Desta forma, nossa pergunta inicial sobre quais situações didáticas seriam potentes para as crianças pensarem, utilizarem e avançarem no registro escrito do procedimento de resolução – e que partia do pressuposto de que registrar é importante, uma vez que permite à criança avanço em seus conhecimentos matemáticos – encontrou boas respostas no desenvolvimento das situações relatadas. Como destaca Wolman: “En efecto, las anotaciones que los niños realizan permiten que los modos de resolver se exterioricen, se objetiven (expresión privada, independiente de su comunicación) permitiendo a los alumnos pensar sobre sus conocimientos. La explicitación del modo de resolución, en este caso por escrito, los ayuda en el proceso de toma de conciencia de los procedimientos que emplean”12.
Ou seja, apenas colocá-los diante dos problemas não foi, em nenhum caso, suficiente para que pudessem avançar em seus registros escritos, que foram ganhando variedade e complexidade na medida em que as discussões aconteceram e as classes puderam refletir, com a mediação do professor, sobre as variáveis dos problemas, estratégias adequadas e sobre outras coisas a partir dos erros, dos resultados alcançados
e do estabelecimento desses registros.
A reflexão sobre a ação, conduzida coletivamente, fez com que os alunos pudessem ressignificar também os registros que produziam, uma vez que passaram a assumir outra função importante: a de comunicar aos colegas a forma como os problemas tinham sido resolvidos.

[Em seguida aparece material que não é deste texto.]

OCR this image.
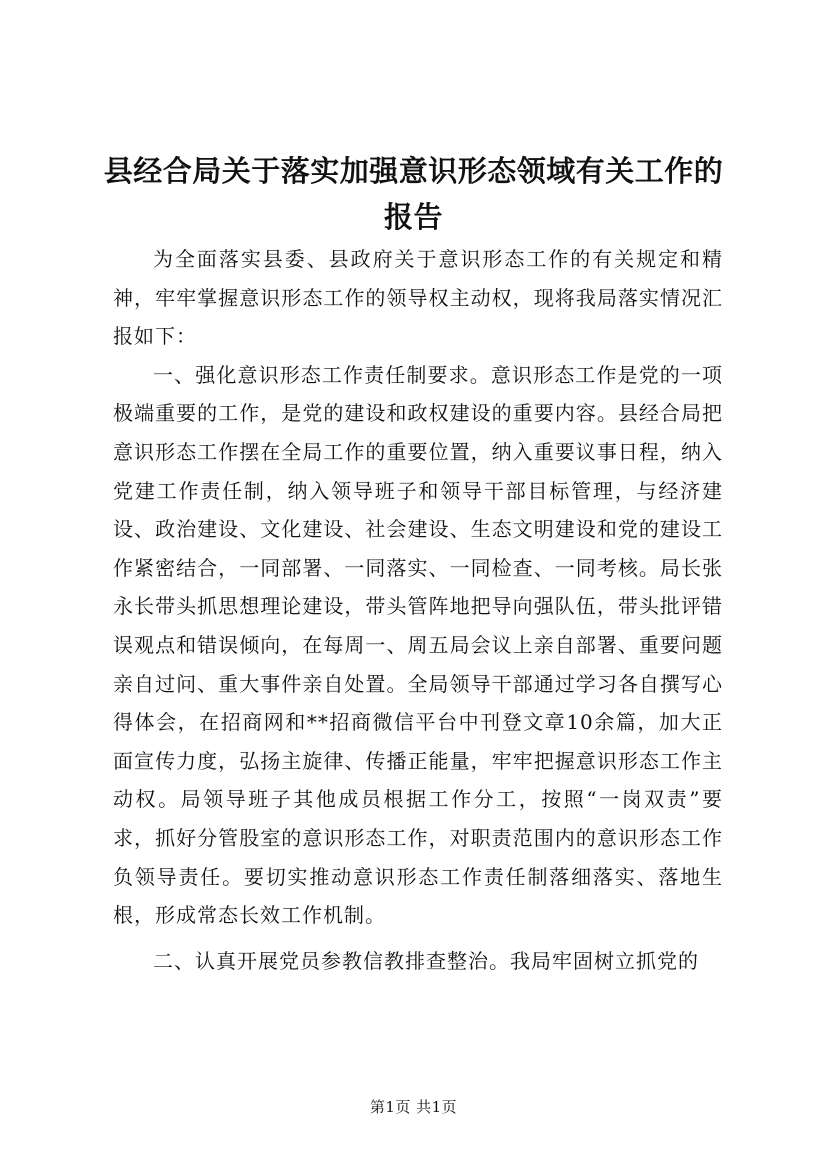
县经合局关于落实加强意识形态领域有关工作的报告

为全面落实县委、县政府关于意识形态工作的有关规定和精神，牢牢掌握意识形态工作的领导权主动权，现将我局落实情况汇报如下：

一、强化意识形态工作责任制要求。意识形态工作是党的一项极端重要的工作，是党的建设和政权建设的重要内容。县经合局把意识形态工作摆在全局工作的重要位置，纳入重要议事日程，纳入党建工作责任制，纳入领导班子和领导干部目标管理，与经济建设、政治建设、文化建设、社会建设、生态文明建设和党的建设工作紧密结合，一同部署、一同落实、一同检查、一同考核。局长张永长带头抓思想理论建设，带头管阵地把导向强队伍，带头批评错误观点和错误倾向，在每周一、周五局会议上亲自部署、重要问题亲自过问、重大事件亲自处置。全局领导干部通过学习各自撰写心得体会，在招商网和**招商微信平台中刊登文章10余篇，加大正面宣传力度，弘扬主旋律、传播正能量，牢牢把握意识形态工作主动权。局领导班子其他成员根据工作分工，按照“一岗双责”要求，抓好分管股室的意识形态工作，对职责范围内的意识形态工作负领导责任。要切实推动意识形态工作责任制落细落实、落地生根，形成常态长效工作机制。

二、认真开展党员参教信教排查整治。我局牢固树立抓党的

第1页 共1页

A proposição dessa variedade de situações permitiu também que chegássemos a algumas observações sobre os registros escritos, a serem consideradas no momento de realizar diferentes intervenções com os alunos. Percebemos, por exemplo, que muitas crianças do 1o ano usavam com maior frequência o registro escrito como apoio necessário quando a resolução do problema envolvia a ideia da subtração, e de maneira ainda mais frequente, colocavam em jogo registros escritos mais voltados à comunicação da
ação quando a ideia envolvida era a da adição. Levantamos algumas hipóteses explicativas para isso. Uma delas diz respeito ao fato de que as crianças, geralmente, têm menos experiências com as noções de subtração. Também consideramos que a récita numérica pode influenciar nesse processo, já que a recitação é trabalhada mais sistematicamente na ordem crescente e que sua “fluência” facilita o cálculo, sobretudo quando se apoia na contagem.

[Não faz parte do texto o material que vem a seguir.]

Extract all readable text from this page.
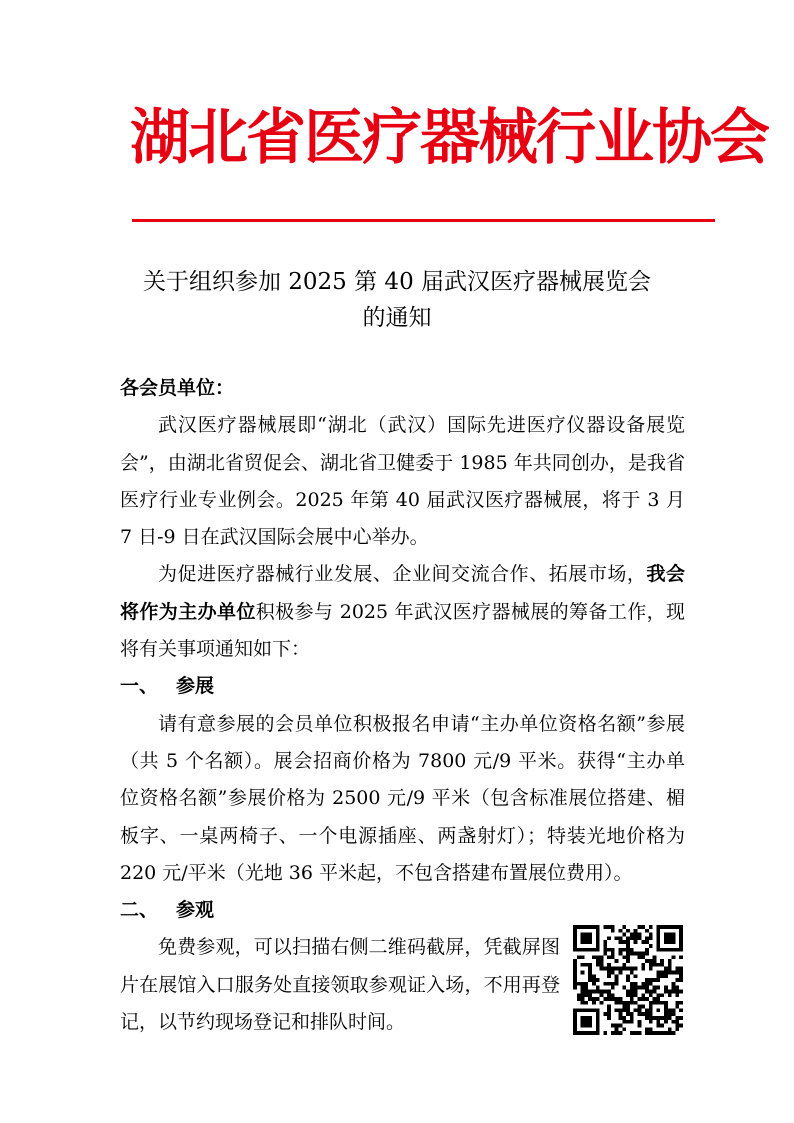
湖北省医疗器械行业协会
关于组织参加 2025 第 40 届武汉医疗器械展览会
的通知

各会员单位：

武汉医疗器械展即“湖北（武汉）国际先进医疗仪器设备展览会”，由湖北省贸促会、湖北省卫健委于 1985 年共同创办，是我省医疗行业专业例会。2025 年第 40 届武汉医疗器械展，将于 3 月 7 日-9 日在武汉国际会展中心举办。

为促进医疗器械行业发展、企业间交流合作、拓展市场，我会将作为主办单位积极参与 2025 年武汉医疗器械展的筹备工作，现将有关事项通知如下：

一、 参展

请有意参展的会员单位积极报名申请“主办单位资格名额”参展（共 5 个名额）。展会招商价格为 7800 元/9 平米。获得“主办单位资格名额”参展价格为 2500 元/9 平米（包含标准展位搭建、楣板字、一桌两椅子、一个电源插座、两盏射灯）；特装光地价格为 220 元/平米（光地 36 平米起，不包含搭建布置展位费用）。

二、 参观

免费参观，可以扫描右侧二维码截屏，凭截屏图片在展馆入口服务处直接领取参观证入场，不用再登记，以节约现场登记和排队时间。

Vale dizer que processo semelhante pôde ser verificado em algumas situações pontuais oferecidas recentemente no campo multiplicativo: com os alunos necessitando muito mais do registro escrito para a ideia da divisão do que para a ideia da multiplicação, aspectos que poderiam ser desdobrados em possíveis novas investigações. Finalmente, uma consideração que nos parece essencial é a de validar a resolução de problemas no 1o ano como uma situação didática que efetivamente oferece muitas possibilidades de desenvolvimento e discussão, mesmo com alunos que estão iniciando o Ensino Fundamental. Ainda que seja uma experiência inicial desse tipo de proposta, foi possível perceber o quanto encaminhamentos precisos, durante a elaboração dos problemas (variáveis numéricas, enunciados etc.), no decorrer da resolução (individualmente, em dupla, em grupos, usando um papel, compartilhando a folha etc.) e após a solução (discutindo com a dupla, analisando em grupo, discutindo
em meio grupo, coletivamente etc.), são potentes estratégias didáticas que permitem aos alunos avançar muito no que diz respeito a alguns conteúdos essenciais no currículo de Matemática das séries iniciais.
Torna-se então necessário e produtivo seguir investindo e investigando as intervenções mais eficientes, de maneira a ampliar ainda mais as possibilidades de trabalho com os procedimentos de registro na resolução de problemas matemáticos em classes do 1º ano do Ensino Fundamental.